At current levels of warming, for instance, food production is starting to come under strain. The world is still producing more food each year, thanks to improvements in farming and crop technology, but climate change has slowed the rate of growth, the report says. It’s an ominous trend that puts food security at risk as the world’s population soars past eight billion people.
Today, the world is seeing record-shattering storms in California and catastrophic drought in places like East Africa. But by the 2030s, as temperatures rise, climate hazards are expected to increase all over the globe as different countries face more crippling heat waves, worsening coastal flooding and crop failures, the report says. At the same time, mosquitoes carrying diseases like malaria and dengue will spread into new areas, it adds.
Nations have made some strides in preparing for the dangers of global warming, the report says, for instance by building coastal barriers against rising oceans or establishing early-warning systems for future storms. But many of those adaptation efforts are “incremental” and lack sufficient funding, particularly in poorer countries, the report finds.
And if temperatures keep rising, many parts of the world may soon face limits in how much they can adapt. Beyond 1.5 degrees Celsius of warming, low-lying island nations and communities that depend on glaciers may face severe freshwater shortages
To stave off a chaotic future, the report recommends that nations move away from the fossil fuels that have underpinned economies for more than 180 years.
Governments and companies would need to invest three to six times the roughly $600 billion they now spend annually on encouraging clean energy in order to hold global warming at 1.5 or 2 degrees, the report says. While there is currently enough global capital to do so, much of it is difficult for developing countries to acquire. The question of what wealthy, industrialized nations owe to poor, developing countries has been divisive at global climate negotiations.
A wide array of strategies are available for reducing fossil-fuel emissions, such as scaling up wind and solar power, shifting to electric vehicles and electric heat pumps in buildings, curbing methane emissions from oil and gas operations, and protecting forests.
But that may not be enough: Countries may also have to remove billions of tons of carbon dioxide from the atmosphere each year, relying on technology that barely exists today.
The report acknowledges the enormous challenges ahead. Winding down coal, oil and gas projects would mean job losses and economic dislocation. Some climate solutions come with difficult trade-offs: Protecting forests, for instance, means less land for agriculture; manufacturing electric vehicles requires mining rare earth metals for use in their batteries.

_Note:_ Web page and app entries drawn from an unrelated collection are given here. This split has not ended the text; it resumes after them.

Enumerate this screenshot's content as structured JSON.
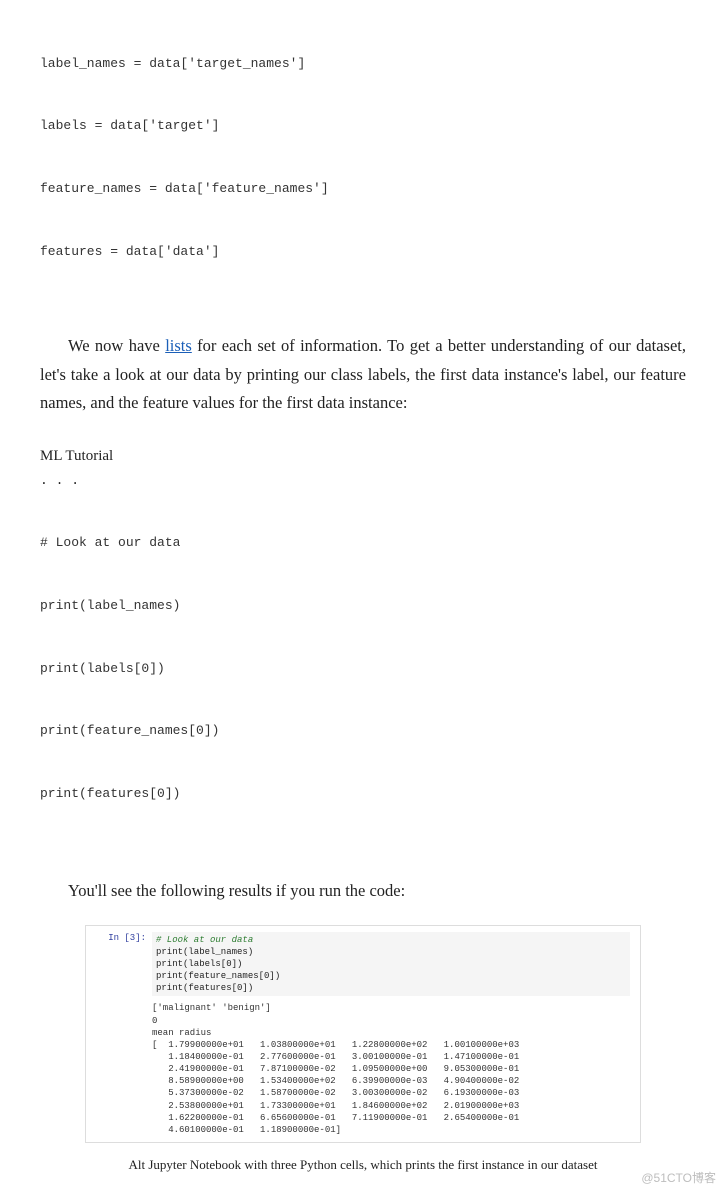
{
  "code_block_1": {
    "lines": [
      "label_names = data['target_names']",
      "labels = data['target']",
      "feature_names = data['feature_names']",
      "features = data['data']"
    ]
  },
  "para1": {
    "seg1": "We  now  have ",
    "link": "lists",
    "seg2": "  for  each  set  of  information.  To  get  a  better understanding of our dataset, let's take a look at our data by printing our class  labels, the  first  data  instance's  label,  our  feature  names,  and  the feature values for the first data instance:"
  },
  "ml_heading": "ML Tutorial",
  "ellipsis": ". . .",
  "code_block_2": {
    "comment": "# Look at our data",
    "lines": [
      "print(label_names)",
      "print(labels[0])",
      "print(feature_names[0])",
      "print(features[0])"
    ]
  },
  "para2": "You'll see the following results if you run the code:",
  "jupyter": {
    "prompt": "In [3]:",
    "code": {
      "comment": "# Look at our data",
      "lines": [
        "print(label_names)",
        "print(labels[0])",
        "print(feature_names[0])",
        "print(features[0])"
      ]
    },
    "output_lines": [
      "['malignant' 'benign']",
      "0",
      "mean radius",
      "[  1.79900000e+01   1.03800000e+01   1.22800000e+02   1.00100000e+03",
      "   1.18400000e-01   2.77600000e-01   3.00100000e-01   1.47100000e-01",
      "   2.41900000e-01   7.87100000e-02   1.09500000e+00   9.05300000e-01",
      "   8.58900000e+00   1.53400000e+02   6.39900000e-03   4.90400000e-02",
      "   5.37300000e-02   1.58700000e-02   3.00300000e-02   6.19300000e-03",
      "   2.53800000e+01   1.73300000e+01   1.84600000e+02   2.01900000e+03",
      "   1.62200000e-01   6.65600000e-01   7.11900000e-01   2.65400000e-01",
      "   4.60100000e-01   1.18900000e-01]"
    ]
  },
  "caption": "Alt Jupyter Notebook with three Python cells, which prints the first instance in our dataset",
  "watermark": "@51CTO博客"
}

And because nations have waited so long to cut emissions, they will have to spend hundreds of billions of dollars to adapt to climate risks that are now unavoidable.
The new report is expected to inform the next round of United Nations climate talks this December in Dubai, where world leaders will gather to assess their progress in tackling global warming. At last year’s climate talks in Sharm el Sheik, language calling for an end to fossil fuels was struck from the final agreement after pressure from several oil-producing nations.
“Without a radical shift away from fossil fuels over the next few years, the world is certain to blow past the 1.5 C goal.” said Ani Dasgupta, president of the World Resources Institute, an environmental group. “The I.P.C.C. makes plain that continuing to build new unabated fossil fuel power plants would seal that fate,” he added, using the abbreviation for the Intergovernmental Panel on Climate Change.
While the next decade is almost certain to be hotter, scientists said the main takeaway from the report should be that nations still have enormous influence over the climate for the rest of the century.
The report “is quite clear that whatever future we end up with is within our control,” said Piers Forster, a climate scientist at the University of Leeds who helped write one of the panel’s earlier reports. “It is up to humanity,” he added, “to determine what we end up with.”